Второй ученый, которого в то же время привлекли к работе в Зинджирли, был известный археолог Отто Пухштейн. Он происходил из Померании и был одним из этих высоких, немного неуклюжих, но всегда добродушных померанцев. Пухштейн в течение шести лет по всем правилам изучал археологию в Страсбурге и Берлине. Потом, в 1881 —1883 годах, его послали как стипендиата Германского археологического института на раскопки в Италию, Грецию, Египет и Малую Азию, чтобы по возвращении он мог занять место ассистента директора берлинских музеев — место, которое он получил и занимал в течение почти 14 лет, пока не прославился на раскопках в Баальбеке. Впоследствии он стал президентом Германского археологического института, достигнув самого высокого звания, которое только и могла дать немецкая археология.

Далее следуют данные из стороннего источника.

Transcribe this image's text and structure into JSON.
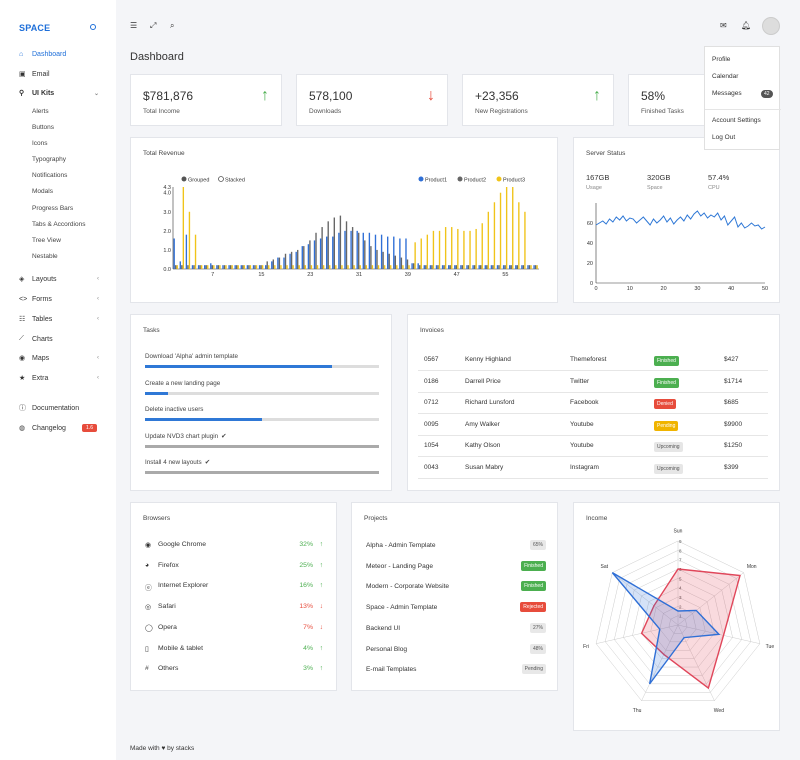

Назовем еще врача и антрополога из Вены Феликса фон Лушана и его очаровательную супругу Эмму как наиболее активных и болеющих за дело участников раскопок в Зинджирли. Кроме того, следует еще упомянуть фрейбургского лингвиста и исследователя письменности профессора Юлиуса Эйтинга, специалиста по истории первобытного общества Губерта Шмидта, писателя Эдуарда Штукена и, наконец, Роберта Кольдевея. Этого достаточно, чтобы представить себе тех 10 или 12 немцев, которые вели раскопки в Зинджирли в 1883, 1888—1894 и 1902 годах.
Довольно-таки долго для такого отвратительного места!
Поход в Зинджирли был нелегок для экспедиции: ведь нужно было везти с собой каждый гвоздь, каждую лопату, каждую корзинку, захватить все, вплоть до кроватей и стульев. Зинджирли (буквально «место цепей») расположен в долине между высокой горой Аманус и восточной грядой Курд-Да-га и доступен с берега лишь через перевал Байлан-Пасс. Экспедиция пробиралась с огромным трудом, сначала на повозках, потом верхом. Если представить себе, что экспедиция должна была привезти еще и орудия труда (кирки, лопаты, тачки, корзины, походную кузницу) приблизительно для 150 — 200 рабочих, которых она хотела нанять в Зинджирли, а также палатки и складные кровати, питание, да и вообще буквально все, что нужно было для жизни в горах, включая лекарства,— то станет понятно, как тяжела была эта дорога через перевал, сколько пришлось пережить, пока немцы не прибыли, наконец, в унылую курдскую деревню Зинджирли.